Many wives become frustrated with their husbands when he won’t venture out. She wonders why he won’t go hiking or biking with her. She has pestered him to take the family skiing yet he continues to refuse the opportunities for fun and excitement. She just doesn’t understand. He can’t give her reason and may not know himself. It’s just that he has this innate response of “No”. So, what is happening? There can be a few reasons why your husband is hesitant. It may be depression, in which case this would need to be addressed and talked about, since there are solutions. Stress can cause depression and if he is feeling overwhelmed with work, bills, and family responsibility, he may be sinking into a mild low.
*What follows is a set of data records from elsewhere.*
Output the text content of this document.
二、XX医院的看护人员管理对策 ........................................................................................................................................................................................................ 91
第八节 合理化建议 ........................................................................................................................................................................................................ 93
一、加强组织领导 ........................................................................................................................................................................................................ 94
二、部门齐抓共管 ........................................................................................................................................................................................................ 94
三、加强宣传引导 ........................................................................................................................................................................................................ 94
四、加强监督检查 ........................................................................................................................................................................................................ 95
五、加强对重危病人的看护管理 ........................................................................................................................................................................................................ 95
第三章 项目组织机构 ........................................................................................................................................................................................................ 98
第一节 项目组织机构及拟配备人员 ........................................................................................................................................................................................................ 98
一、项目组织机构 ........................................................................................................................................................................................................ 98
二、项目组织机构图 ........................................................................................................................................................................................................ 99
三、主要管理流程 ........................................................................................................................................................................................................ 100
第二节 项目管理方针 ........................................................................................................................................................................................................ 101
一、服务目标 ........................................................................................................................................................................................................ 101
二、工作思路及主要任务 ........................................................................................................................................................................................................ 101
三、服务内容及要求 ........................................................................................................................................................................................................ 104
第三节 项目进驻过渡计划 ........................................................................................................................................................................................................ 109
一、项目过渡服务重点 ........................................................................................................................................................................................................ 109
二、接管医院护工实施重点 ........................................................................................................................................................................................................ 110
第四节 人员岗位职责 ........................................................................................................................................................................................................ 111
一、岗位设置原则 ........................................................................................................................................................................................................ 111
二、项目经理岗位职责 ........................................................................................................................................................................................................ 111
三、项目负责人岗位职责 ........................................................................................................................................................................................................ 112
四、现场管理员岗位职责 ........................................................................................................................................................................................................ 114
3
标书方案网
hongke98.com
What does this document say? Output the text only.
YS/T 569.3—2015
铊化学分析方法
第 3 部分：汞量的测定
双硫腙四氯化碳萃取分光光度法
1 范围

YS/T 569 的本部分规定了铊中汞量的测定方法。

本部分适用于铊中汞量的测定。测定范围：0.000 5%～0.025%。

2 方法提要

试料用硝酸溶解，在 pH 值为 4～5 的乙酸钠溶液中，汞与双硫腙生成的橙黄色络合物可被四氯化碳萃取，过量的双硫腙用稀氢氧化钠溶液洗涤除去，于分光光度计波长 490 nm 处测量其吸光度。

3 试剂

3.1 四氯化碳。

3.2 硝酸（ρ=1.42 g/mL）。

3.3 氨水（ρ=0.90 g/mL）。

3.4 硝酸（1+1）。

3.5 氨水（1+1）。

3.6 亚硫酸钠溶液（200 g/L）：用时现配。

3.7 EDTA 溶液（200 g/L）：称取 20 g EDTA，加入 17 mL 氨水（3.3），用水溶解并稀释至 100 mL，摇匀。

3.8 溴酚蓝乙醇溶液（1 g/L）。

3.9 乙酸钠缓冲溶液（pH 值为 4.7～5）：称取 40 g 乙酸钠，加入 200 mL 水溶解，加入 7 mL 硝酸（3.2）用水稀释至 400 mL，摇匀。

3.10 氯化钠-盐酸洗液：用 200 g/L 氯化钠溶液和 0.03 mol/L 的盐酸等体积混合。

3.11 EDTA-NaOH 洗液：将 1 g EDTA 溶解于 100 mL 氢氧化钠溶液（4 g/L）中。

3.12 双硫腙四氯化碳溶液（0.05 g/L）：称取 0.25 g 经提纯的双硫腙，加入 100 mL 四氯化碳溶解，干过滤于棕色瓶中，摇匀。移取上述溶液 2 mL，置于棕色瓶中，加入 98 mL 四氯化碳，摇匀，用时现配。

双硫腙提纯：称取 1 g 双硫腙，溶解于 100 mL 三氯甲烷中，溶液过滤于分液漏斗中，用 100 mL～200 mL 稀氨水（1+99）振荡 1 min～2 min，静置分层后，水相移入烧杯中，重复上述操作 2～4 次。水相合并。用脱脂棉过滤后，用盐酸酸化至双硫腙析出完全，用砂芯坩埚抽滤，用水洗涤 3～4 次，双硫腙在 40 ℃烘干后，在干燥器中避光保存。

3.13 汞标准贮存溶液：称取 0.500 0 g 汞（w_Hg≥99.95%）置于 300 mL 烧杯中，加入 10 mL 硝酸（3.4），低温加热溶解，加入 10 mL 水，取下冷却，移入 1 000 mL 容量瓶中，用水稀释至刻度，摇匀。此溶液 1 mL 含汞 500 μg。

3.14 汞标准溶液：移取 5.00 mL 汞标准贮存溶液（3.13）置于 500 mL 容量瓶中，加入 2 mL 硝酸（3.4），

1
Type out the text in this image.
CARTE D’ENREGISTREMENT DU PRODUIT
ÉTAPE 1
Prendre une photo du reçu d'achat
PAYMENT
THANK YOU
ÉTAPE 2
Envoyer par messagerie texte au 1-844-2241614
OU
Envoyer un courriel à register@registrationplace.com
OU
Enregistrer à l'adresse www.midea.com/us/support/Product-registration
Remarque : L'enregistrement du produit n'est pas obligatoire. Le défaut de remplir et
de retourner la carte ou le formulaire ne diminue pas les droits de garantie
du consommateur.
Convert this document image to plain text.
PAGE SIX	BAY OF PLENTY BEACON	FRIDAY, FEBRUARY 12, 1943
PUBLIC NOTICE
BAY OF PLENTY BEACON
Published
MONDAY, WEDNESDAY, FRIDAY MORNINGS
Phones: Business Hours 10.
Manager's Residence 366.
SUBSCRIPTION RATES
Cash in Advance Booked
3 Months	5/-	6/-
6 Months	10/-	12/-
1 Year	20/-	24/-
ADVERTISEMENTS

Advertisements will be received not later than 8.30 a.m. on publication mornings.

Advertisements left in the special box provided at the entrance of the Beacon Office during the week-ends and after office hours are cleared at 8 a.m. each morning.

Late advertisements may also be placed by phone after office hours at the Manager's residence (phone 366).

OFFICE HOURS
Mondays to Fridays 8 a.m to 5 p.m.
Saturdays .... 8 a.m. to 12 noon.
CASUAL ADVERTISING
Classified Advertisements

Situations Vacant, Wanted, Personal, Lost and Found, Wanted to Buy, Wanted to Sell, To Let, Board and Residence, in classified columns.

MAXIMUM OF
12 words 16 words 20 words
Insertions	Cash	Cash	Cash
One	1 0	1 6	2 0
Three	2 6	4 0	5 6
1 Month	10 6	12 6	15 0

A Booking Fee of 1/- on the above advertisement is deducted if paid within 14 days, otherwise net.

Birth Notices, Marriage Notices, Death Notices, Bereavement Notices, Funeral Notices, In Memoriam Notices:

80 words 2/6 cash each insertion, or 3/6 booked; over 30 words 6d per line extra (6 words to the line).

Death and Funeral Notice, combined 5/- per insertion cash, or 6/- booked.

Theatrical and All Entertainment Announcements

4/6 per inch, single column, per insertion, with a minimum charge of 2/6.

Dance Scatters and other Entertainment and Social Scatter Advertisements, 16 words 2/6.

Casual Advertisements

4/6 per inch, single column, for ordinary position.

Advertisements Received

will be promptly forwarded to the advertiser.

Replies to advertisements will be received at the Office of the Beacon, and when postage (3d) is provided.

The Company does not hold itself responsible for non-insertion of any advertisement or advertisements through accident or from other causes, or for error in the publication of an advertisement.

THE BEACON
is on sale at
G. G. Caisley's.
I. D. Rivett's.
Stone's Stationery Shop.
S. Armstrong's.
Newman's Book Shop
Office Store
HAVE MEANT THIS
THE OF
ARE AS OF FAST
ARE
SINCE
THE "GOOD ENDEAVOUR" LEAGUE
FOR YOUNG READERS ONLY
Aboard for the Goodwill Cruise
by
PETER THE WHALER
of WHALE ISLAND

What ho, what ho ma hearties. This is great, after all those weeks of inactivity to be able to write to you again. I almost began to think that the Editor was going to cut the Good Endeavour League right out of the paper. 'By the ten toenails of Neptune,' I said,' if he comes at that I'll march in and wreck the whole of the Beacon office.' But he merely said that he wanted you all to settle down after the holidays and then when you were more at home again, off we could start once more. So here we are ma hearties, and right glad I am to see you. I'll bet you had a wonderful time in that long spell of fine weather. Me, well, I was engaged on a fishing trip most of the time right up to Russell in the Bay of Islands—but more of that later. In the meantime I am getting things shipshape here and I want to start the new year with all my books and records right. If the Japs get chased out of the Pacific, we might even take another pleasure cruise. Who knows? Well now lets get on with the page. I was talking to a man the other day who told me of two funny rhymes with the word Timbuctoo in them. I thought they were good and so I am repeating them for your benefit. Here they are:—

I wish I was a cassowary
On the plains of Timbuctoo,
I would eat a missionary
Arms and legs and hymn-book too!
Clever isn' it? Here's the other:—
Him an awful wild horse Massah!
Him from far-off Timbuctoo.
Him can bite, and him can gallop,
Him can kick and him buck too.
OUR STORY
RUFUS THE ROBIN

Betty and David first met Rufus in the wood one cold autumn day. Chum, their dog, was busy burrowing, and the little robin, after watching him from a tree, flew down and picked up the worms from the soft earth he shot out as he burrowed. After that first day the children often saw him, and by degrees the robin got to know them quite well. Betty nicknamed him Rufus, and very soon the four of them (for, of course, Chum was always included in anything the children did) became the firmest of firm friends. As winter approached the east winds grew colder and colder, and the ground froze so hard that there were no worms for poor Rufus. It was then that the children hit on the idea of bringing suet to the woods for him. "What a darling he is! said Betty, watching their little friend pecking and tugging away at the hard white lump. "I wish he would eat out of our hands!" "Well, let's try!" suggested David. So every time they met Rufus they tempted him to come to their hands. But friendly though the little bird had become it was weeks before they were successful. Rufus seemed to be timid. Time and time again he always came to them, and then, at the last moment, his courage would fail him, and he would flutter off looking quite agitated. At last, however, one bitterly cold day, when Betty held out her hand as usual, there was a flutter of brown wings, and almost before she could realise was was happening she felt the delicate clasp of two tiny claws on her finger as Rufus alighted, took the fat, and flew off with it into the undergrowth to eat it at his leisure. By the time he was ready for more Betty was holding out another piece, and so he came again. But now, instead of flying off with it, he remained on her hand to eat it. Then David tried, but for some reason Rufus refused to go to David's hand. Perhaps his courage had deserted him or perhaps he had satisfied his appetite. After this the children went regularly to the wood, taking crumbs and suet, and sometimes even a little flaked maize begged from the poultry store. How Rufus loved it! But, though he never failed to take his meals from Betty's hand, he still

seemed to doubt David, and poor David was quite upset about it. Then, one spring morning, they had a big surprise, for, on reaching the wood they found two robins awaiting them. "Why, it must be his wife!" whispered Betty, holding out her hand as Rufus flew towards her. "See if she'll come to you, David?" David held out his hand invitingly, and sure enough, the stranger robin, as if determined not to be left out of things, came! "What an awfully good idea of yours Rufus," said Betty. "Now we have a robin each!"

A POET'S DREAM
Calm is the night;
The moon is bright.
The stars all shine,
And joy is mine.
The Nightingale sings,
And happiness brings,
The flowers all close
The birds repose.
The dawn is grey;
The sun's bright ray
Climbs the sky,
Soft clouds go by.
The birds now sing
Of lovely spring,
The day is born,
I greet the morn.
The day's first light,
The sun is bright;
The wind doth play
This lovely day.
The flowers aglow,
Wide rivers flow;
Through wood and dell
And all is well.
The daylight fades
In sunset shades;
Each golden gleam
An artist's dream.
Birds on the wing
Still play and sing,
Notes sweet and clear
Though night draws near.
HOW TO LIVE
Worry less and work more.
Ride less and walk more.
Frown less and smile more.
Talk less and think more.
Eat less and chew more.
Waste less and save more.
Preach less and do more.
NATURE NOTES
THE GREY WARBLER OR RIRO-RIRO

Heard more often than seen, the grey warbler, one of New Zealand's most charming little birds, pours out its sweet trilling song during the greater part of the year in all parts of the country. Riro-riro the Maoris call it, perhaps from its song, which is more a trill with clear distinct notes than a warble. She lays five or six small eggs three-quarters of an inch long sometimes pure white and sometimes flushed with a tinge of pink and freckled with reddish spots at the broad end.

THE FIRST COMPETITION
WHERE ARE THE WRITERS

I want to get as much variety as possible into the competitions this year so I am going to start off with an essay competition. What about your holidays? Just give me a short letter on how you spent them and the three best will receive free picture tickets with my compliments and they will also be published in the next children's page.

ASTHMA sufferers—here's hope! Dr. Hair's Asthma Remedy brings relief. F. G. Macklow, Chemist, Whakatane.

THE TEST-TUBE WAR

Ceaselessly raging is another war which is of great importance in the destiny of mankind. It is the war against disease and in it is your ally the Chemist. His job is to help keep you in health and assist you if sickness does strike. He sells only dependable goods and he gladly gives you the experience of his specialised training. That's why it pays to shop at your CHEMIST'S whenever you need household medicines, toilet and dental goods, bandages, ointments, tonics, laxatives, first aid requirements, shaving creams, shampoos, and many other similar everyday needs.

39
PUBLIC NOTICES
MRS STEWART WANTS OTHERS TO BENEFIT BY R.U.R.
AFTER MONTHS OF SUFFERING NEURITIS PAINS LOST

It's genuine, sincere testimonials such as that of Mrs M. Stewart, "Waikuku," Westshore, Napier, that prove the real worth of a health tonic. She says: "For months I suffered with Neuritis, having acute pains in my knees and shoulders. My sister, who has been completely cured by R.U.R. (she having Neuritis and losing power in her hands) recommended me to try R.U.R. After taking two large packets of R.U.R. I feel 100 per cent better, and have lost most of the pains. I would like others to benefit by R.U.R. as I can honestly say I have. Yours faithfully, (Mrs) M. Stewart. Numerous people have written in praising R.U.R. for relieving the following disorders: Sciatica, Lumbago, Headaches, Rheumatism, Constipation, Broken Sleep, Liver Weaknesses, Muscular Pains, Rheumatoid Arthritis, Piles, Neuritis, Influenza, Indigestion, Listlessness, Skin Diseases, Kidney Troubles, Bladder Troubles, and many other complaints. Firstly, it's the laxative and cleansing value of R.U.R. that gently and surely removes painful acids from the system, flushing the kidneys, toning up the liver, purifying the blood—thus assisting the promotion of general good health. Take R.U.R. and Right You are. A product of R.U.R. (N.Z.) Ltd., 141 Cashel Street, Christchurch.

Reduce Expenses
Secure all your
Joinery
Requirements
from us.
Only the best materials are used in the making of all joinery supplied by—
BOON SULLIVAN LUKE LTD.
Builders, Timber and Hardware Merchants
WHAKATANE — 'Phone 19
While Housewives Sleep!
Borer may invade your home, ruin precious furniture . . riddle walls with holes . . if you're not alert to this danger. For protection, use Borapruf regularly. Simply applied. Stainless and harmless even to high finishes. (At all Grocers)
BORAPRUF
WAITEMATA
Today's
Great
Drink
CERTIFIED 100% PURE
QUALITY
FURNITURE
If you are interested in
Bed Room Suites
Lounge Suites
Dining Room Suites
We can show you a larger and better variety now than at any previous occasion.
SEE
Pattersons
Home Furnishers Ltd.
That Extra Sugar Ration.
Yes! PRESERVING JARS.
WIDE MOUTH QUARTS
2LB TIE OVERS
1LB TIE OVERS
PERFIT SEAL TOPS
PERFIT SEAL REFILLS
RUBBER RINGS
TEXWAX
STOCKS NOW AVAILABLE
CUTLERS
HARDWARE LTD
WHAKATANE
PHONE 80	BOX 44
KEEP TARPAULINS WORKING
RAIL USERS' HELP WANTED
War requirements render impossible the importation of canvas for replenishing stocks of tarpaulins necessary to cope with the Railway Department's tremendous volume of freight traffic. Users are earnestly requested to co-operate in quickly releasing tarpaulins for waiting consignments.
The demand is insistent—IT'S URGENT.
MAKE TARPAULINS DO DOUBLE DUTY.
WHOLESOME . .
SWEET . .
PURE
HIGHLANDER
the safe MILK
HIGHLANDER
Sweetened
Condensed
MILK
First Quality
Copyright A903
If depression is not it, then it could be the idea that when the family gets together , it ends up in arguments, tears and drama. He has learned to stay home where he won’t feel trapped with frustrations of family chaos.
Another viable reason is the reality that he knows he is the sole provider or at least the biggest contributor to the family household. The weight of knowing that if something happens to him physically, he may be out of commission and not be able to take care of his family in the ways that protect them.
The question is why is your husband boring, but he also may be protective and not even realize it. When suggesting an activity that could somehow compromise his ability to provide it might be best to refrain from strenuous ones. He may be young and virile, but he might also feel vulnerable and would prefer to do something that is less challenging.
Talk to him and let him know that you appreciate his role as the financial provider and would be open to doing something fun on his terms. Be prepared that it may not be your idea but the bottom line is being together and having a collective experience and make memories.